1. Colonisation and population recovery are crucial to species persistence in environmentally variable ecosystems, but are poorly understood processes. After documenting movement rates for several species of stream fish, we predicted that this variable would influence colonisation rates more strongly than local abundance, per cent occupancy, body size and taxonomic family. We also predicted that populations of species with higher movement rates would recover more rapidly than species with lower movement rates and that assemblage structure would change accordingly.

2. To test these predictions, we removed fishes from a headwater and a mainstem creek in southwest Virginia and monitored colonisation over a 2-year period. Using an information–theoretic approach, we evaluated the relative plausibility of 15 alternative models containing different combinations of our predictor variables. Our best-supported model contained movement rate and abundance and was 41 times more likely to account for observed patterns in colonisation rates than the next-best model. Movement rate and abundance were both positively related to colonisation rates and explained 88% of the variation in colonisation rates among species.
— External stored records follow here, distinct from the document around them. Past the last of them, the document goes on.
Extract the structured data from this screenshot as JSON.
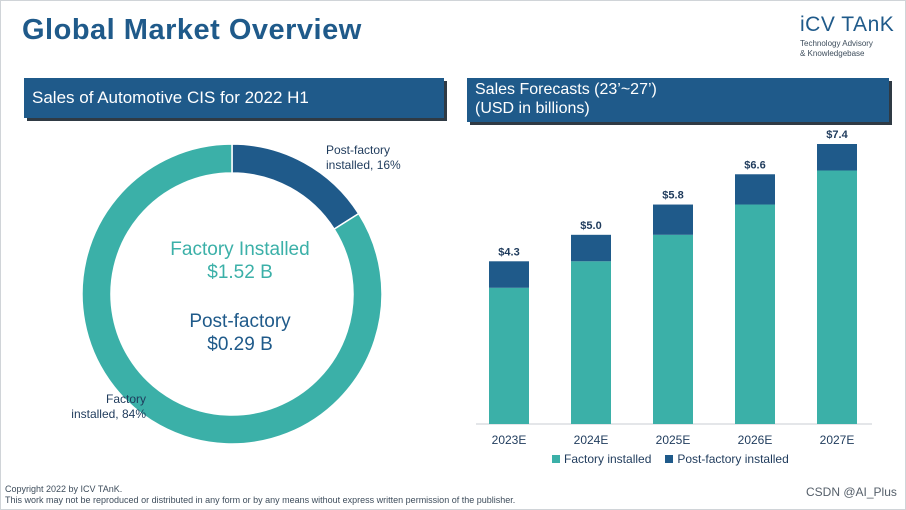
{
  "page": {
    "title": "Global Market Overview",
    "logo_main": "iCV TAnK",
    "logo_sub_1": "Technology Advisory",
    "logo_sub_2": "& Knowledgebase"
  },
  "left_panel": {
    "title": "Sales of Automotive CIS for 2022 H1",
    "center_top_1": "Factory Installed",
    "center_top_2": "$1.52 B",
    "center_bottom_1": "Post-factory",
    "center_bottom_2": "$0.29 B",
    "callout_post_1": "Post-factory",
    "callout_post_2": "installed, 16%",
    "callout_factory_1": "Factory",
    "callout_factory_2": "installed, 84%"
  },
  "right_panel": {
    "title_1": "Sales Forecasts (23’~27’)",
    "title_2": "(USD in billions)"
  },
  "legend": {
    "factory": "Factory installed",
    "post": "Post-factory installed"
  },
  "colors": {
    "factory": "#3bb0a8",
    "post": "#1f5a8a"
  },
  "footer": {
    "line1": "Copyright  2022 by ICV TAnK.",
    "line2": "This work may not be reproduced or distributed in any form or by any means without express written permission of the publisher."
  },
  "watermark": "CSDN @AI_Plus",
  "chart_data": [
    {
      "type": "pie",
      "title": "Sales of Automotive CIS for 2022 H1",
      "categories": [
        "Factory installed",
        "Post-factory installed"
      ],
      "values": [
        84,
        16
      ],
      "amounts_billion_usd": [
        1.52,
        0.29
      ]
    },
    {
      "type": "bar",
      "stacked": true,
      "title": "Sales Forecasts (23’~27’) (USD in billions)",
      "categories": [
        "2023E",
        "2024E",
        "2025E",
        "2026E",
        "2027E"
      ],
      "series": [
        {
          "name": "Factory installed",
          "values": [
            3.6,
            4.3,
            5.0,
            5.8,
            6.7
          ]
        },
        {
          "name": "Post-factory installed",
          "values": [
            0.7,
            0.7,
            0.8,
            0.8,
            0.7
          ]
        }
      ],
      "totals": [
        "$4.3",
        "$5.0",
        "$5.8",
        "$6.6",
        "$7.4"
      ],
      "ylim": [
        0,
        7.4
      ],
      "legend": "bottom"
    }
  ]
}
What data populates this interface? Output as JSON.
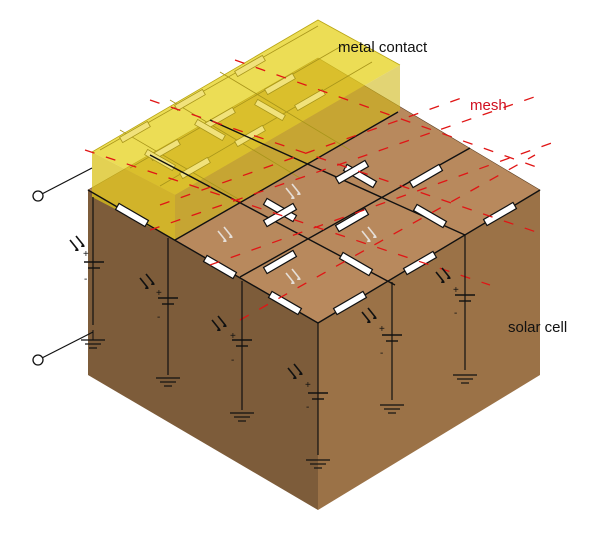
{
  "labels": {
    "metal_contact": "metal contact",
    "mesh": "mesh",
    "solar_cell": "solar cell"
  },
  "polarity": {
    "plus": "+",
    "minus": "-"
  },
  "colors": {
    "cell_top": "#b8895d",
    "cell_left": "#7d5c3a",
    "cell_right": "#9b7247",
    "contact": "#e6d21c",
    "mesh_label": "#d01020",
    "mesh_lines": "#e01515",
    "wire": "#111111"
  }
}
3. Population recovery, measured as the per cent of initial abundance restored, was also positively associated with movement rate. One species recovered within 3 months, most recovered within 2 years, but two species still had not recovered after 2 years. Despite high variation in recovery, the removal had only a slight impact on assemblage structure because species that were abundant in pre-removal samples were also abundant in post-removal samples.
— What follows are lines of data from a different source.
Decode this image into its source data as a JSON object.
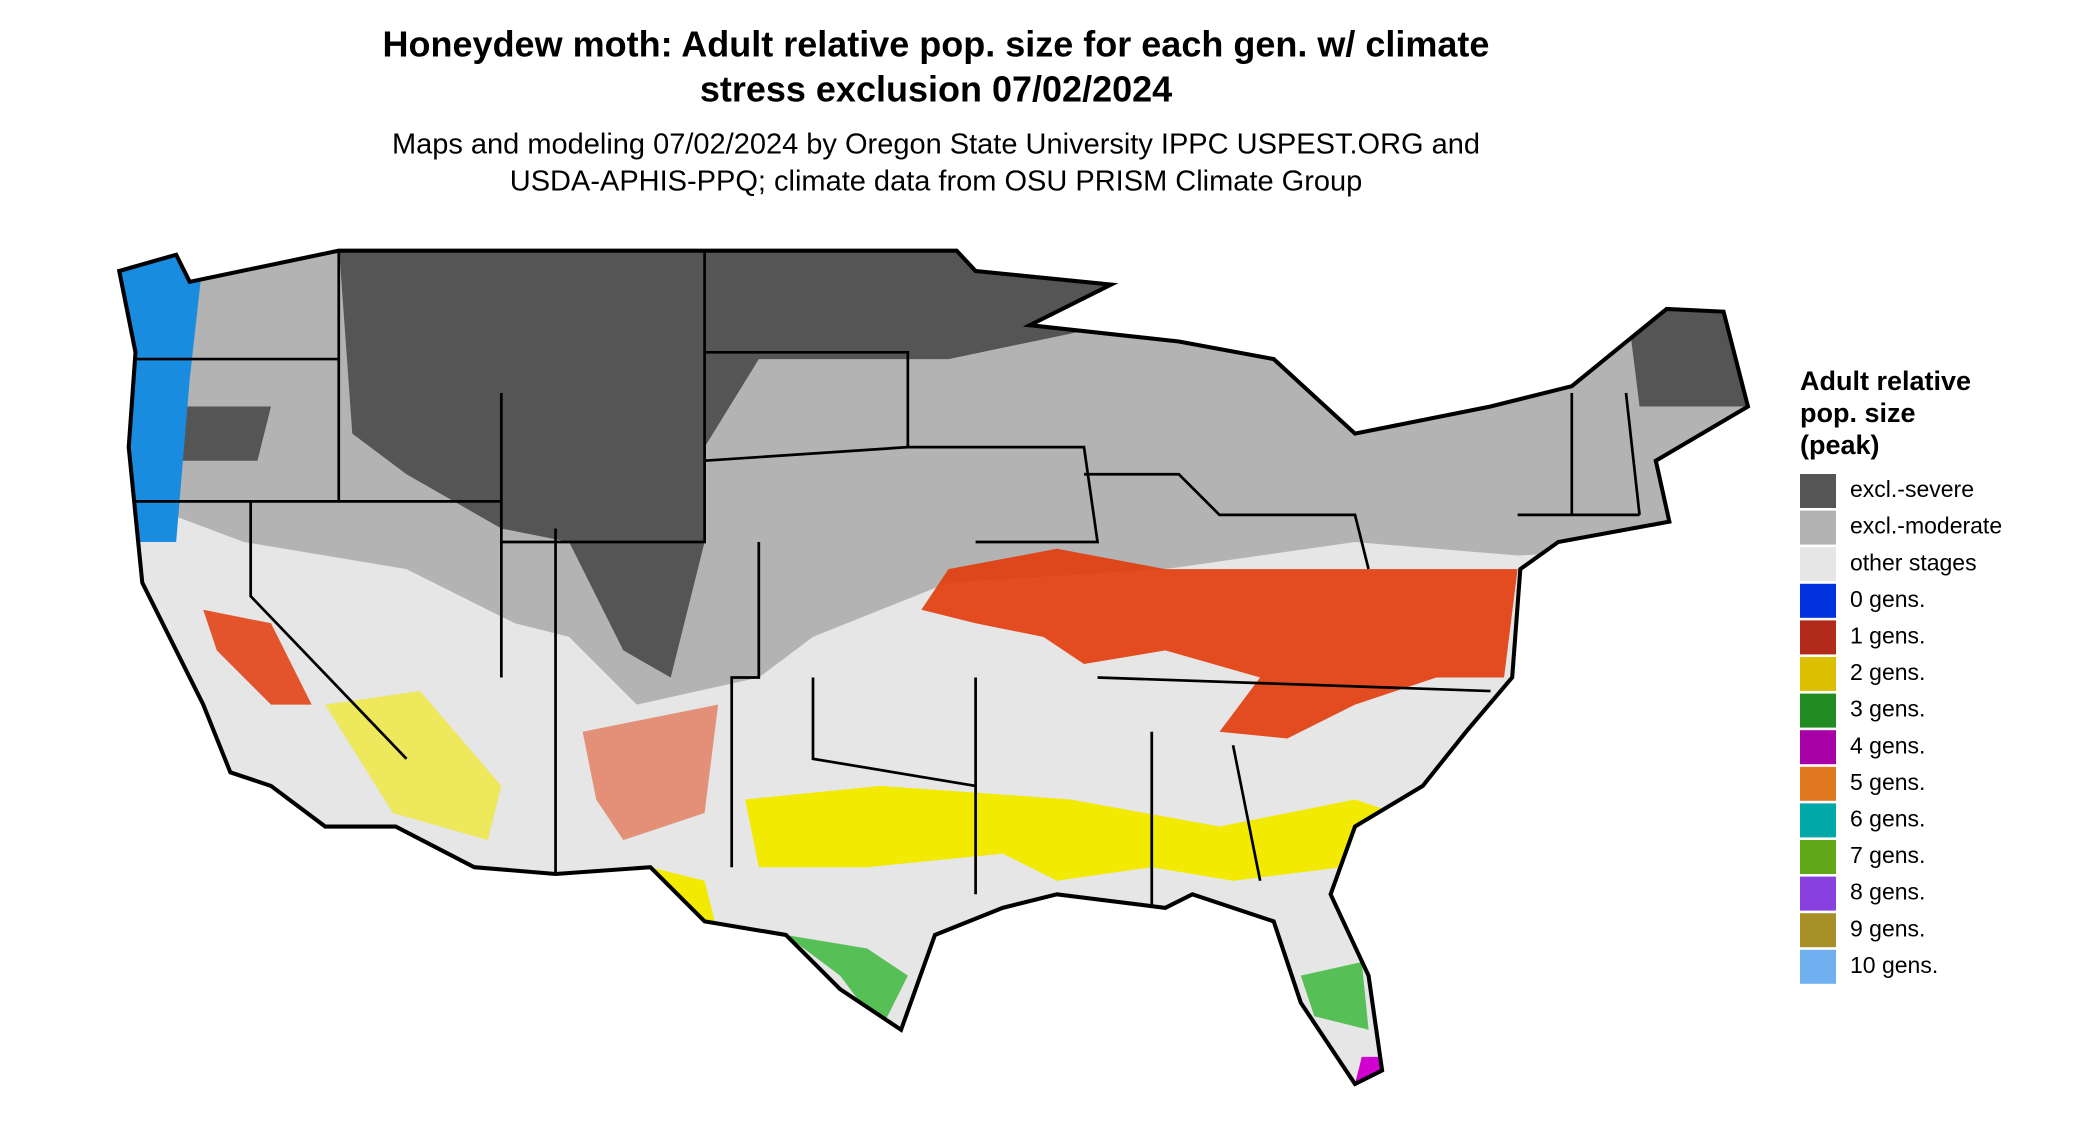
{
  "title": [
    "Honeydew moth: Adult relative pop. size for each gen. w/ climate",
    "stress exclusion 07/02/2024"
  ],
  "subtitle": [
    "Maps and modeling 07/02/2024 by Oregon State University IPPC USPEST.ORG and",
    "USDA-APHIS-PPQ; climate data from OSU PRISM Climate Group"
  ],
  "legend": {
    "title": [
      "Adult relative",
      "pop. size",
      "(peak)"
    ],
    "items": [
      {
        "label": "excl.-severe",
        "color": "#555555"
      },
      {
        "label": "excl.-moderate",
        "color": "#b3b3b3"
      },
      {
        "label": "other stages",
        "color": "#e6e6e6"
      },
      {
        "label": "0 gens.",
        "color": "#0033dd"
      },
      {
        "label": "1 gens.",
        "color": "#b22a1a"
      },
      {
        "label": "2 gens.",
        "color": "#dcc000"
      },
      {
        "label": "3 gens.",
        "color": "#228b22"
      },
      {
        "label": "4 gens.",
        "color": "#a600a6"
      },
      {
        "label": "5 gens.",
        "color": "#e07820"
      },
      {
        "label": "6 gens.",
        "color": "#00a8a8"
      },
      {
        "label": "7 gens.",
        "color": "#60a818"
      },
      {
        "label": "8 gens.",
        "color": "#8840e0"
      },
      {
        "label": "9 gens.",
        "color": "#a89028"
      },
      {
        "label": "10 gens.",
        "color": "#70b0f0"
      }
    ]
  }
}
4. The significance of interspecific variation in colonisation and recovery rates has been underappreciated because of the widely documented recovery of stream fish assemblages following fish kills and small-scale experimental defaunations. Our results indicate that recovery of the overall assemblage does not imply recovery of each component species. Populations of species that are rare and less mobile will recover more slowly and will be more vulnerable to extinction in systems where chemical spills, hydrological alteration, extreme droughts and other impacts are frequent.